El tráfico de la ciudad es complicado y lo mismo daba que fueras en autobuses urbanos, en minibuses privados que llaman “marshrutkas”, o en taxis. Los atascos eran insalvables. Y por si el caos era poco coches con volante a la derecha junto a otros con volante a la izquierda circulaban al son por la derecha. Casi al final de mi estancia la visita al museo de arquitectura tradicional y artesanía de Bolsherechie me permitió salir de la ciudad y comprobar el estado de las carreteras salpicadas de baches y otras irregularidades por los efectos de la temporada de nieve. Precisamente a medida que avanzábamos de camino hacia el norte encontramos entre los espesos bosques de taiga cada vez más espacios aún con nieve. Detuvimos el coche y salté emocionada a tocarla. La sensación fue increíble porque en mi mano la nieve blanda se convirtió en pequeñas bolitas, como si fuera caviar blanco. El verdadero caviar ruso es sin duda esta nieve.

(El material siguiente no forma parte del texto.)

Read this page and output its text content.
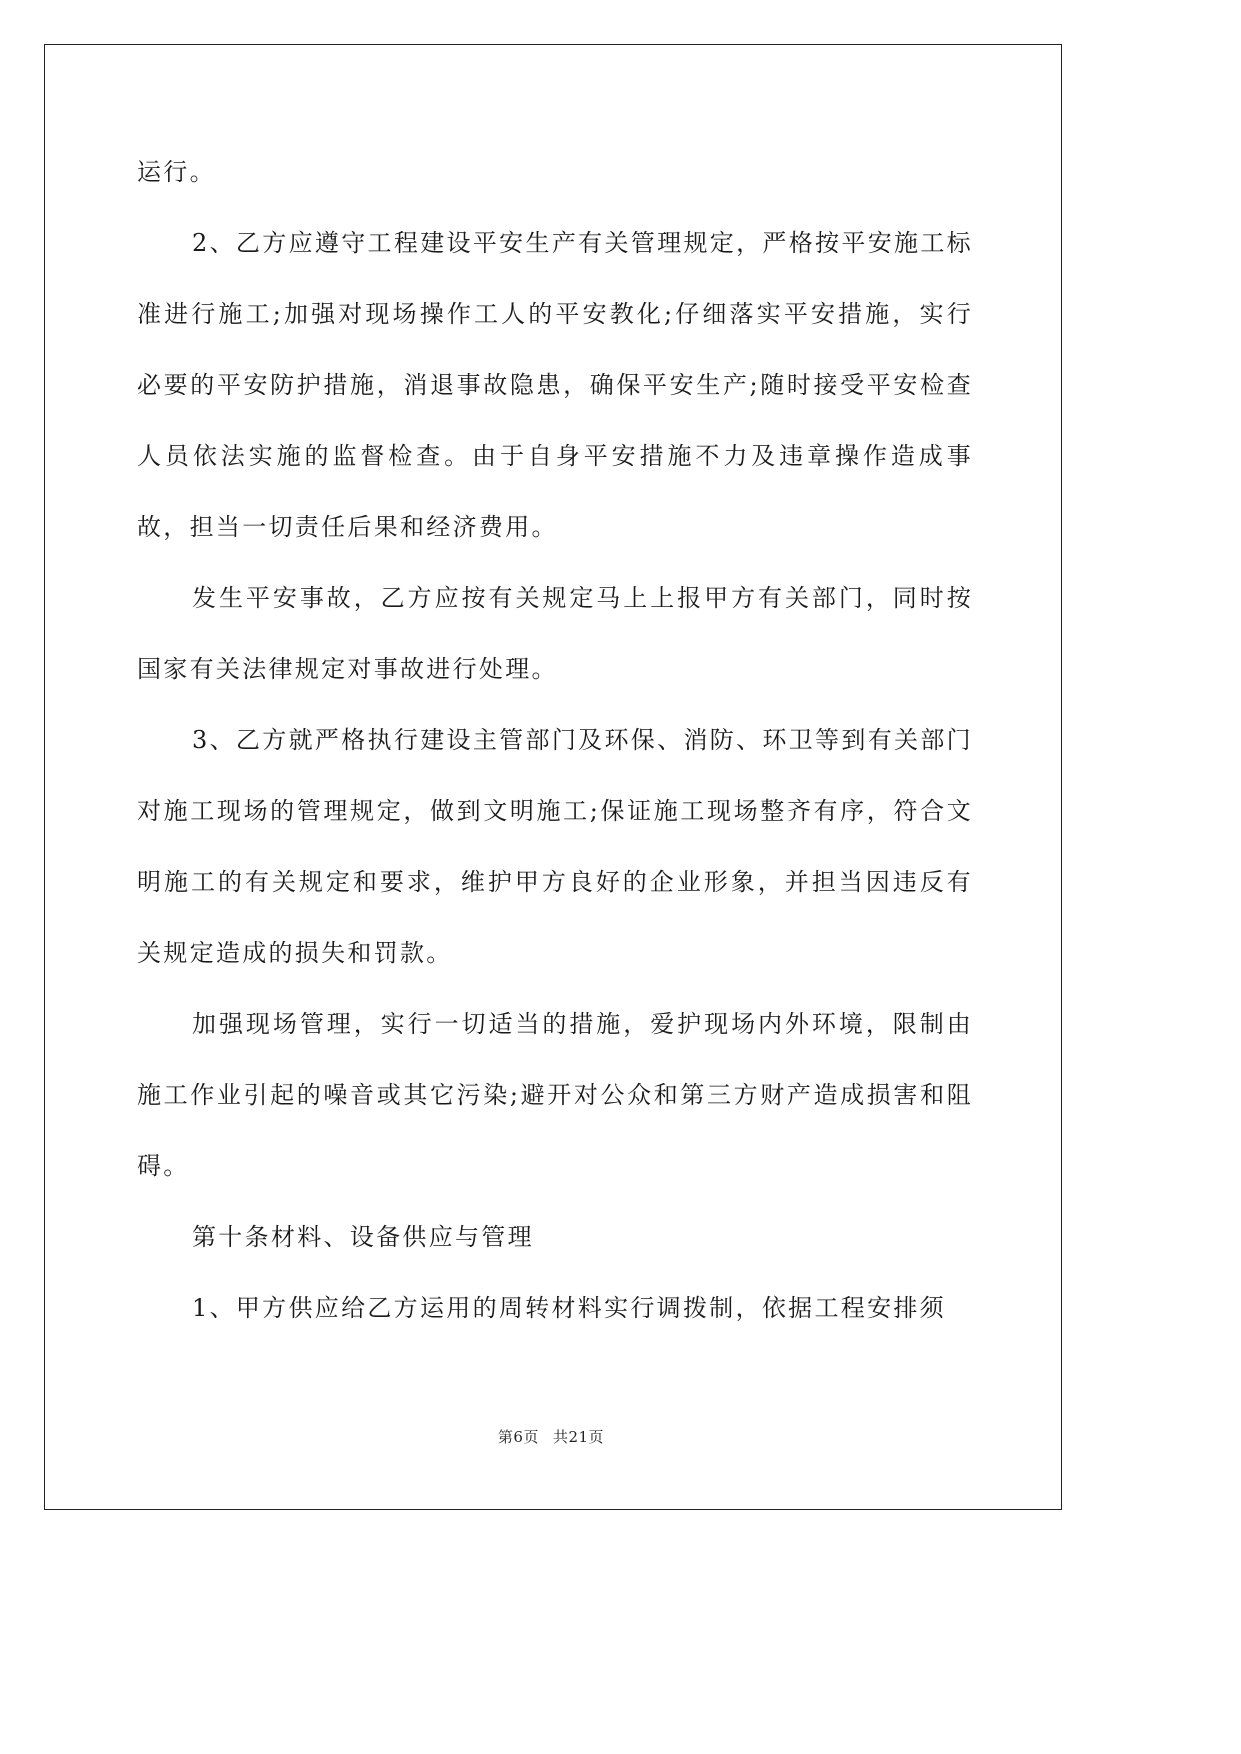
运行。

2、乙方应遵守工程建设平安生产有关管理规定，严格按平安施工标准进行施工;加强对现场操作工人的平安教化;仔细落实平安措施，实行必要的平安防护措施，消退事故隐患，确保平安生产;随时接受平安检查人员依法实施的监督检查。由于自身平安措施不力及违章操作造成事故，担当一切责任后果和经济费用。

发生平安事故，乙方应按有关规定马上上报甲方有关部门，同时按国家有关法律规定对事故进行处理。

3、乙方就严格执行建设主管部门及环保、消防、环卫等到有关部门对施工现场的管理规定，做到文明施工;保证施工现场整齐有序，符合文明施工的有关规定和要求，维护甲方良好的企业形象，并担当因违反有关规定造成的损失和罚款。

加强现场管理，实行一切适当的措施，爱护现场内外环境，限制由施工作业引起的噪音或其它污染;避开对公众和第三方财产造成损害和阻碍。

第十条材料、设备供应与管理

1、甲方供应给乙方运用的周转材料实行调拨制，依据工程安排须

第6页 共21页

El espacio del museo gira en torno a las casas tradicionales de madera del siglo XIX y el modo de vida de sus habitantes que son recreados de modo teatralizado a partir de la historia real de un lugareño llamado Pablo Gladkov. María, nuestra guía, nos recibió ataviada del modo tradicional y con ella recorrimos durante casi tres horas el resto de espacios.  Una preciosa colección de samovares nos dieron la bienvenida. El té, llegado en el siglo XVIII a Siberia desde China, y su ceremonial se convirtieron en todo un lujo. Mientras bebíamos el té la guía explicaba los ritos de las bodas rusas, como las trenzas con cintas de colores de las novias, las pruebas para los amigos del novio o el fajín decorativo sobre la frente de las novias que me animé a probarme. El campanario, la iglesia, los animales de la granja, la casa del transportista o las otras casas de los hermanos Gladkov formaron parte del resto del recorrido.

Sentada en la mesa de uno de los hogares tradicionales, en la llamada esquina roja donde se ponía el icono ortodoxo y se situaba a los invitados, degusté lo que se ofrecía entonces a los recién llegados base de patata asada, pepinillos, tocino y pan negro.

Las muñecas de tela sin rostro a modo de amuletos para todo tipo de cosas, desde encontrar marido a alejar enfermedades, cubrían una de las paredes dentro del taller de este museo etnográfico. Decidí comprar una a la salida a la que se piden deseos y hay que atarle una cinta o ponerle un botón para que se cumplan.

En el regreso a Omsk, y en el mismo punto del camino de la ida, volvieron a sobrevolar el campo nevado una espectacular pareja de aves blancas con un largo y elegante cuello que nuestro conductor no dudó en identificar como cisnes. Y con este buen presagio y esta inolvidable imagen en la retina concluía mi primer viaje a Rusia.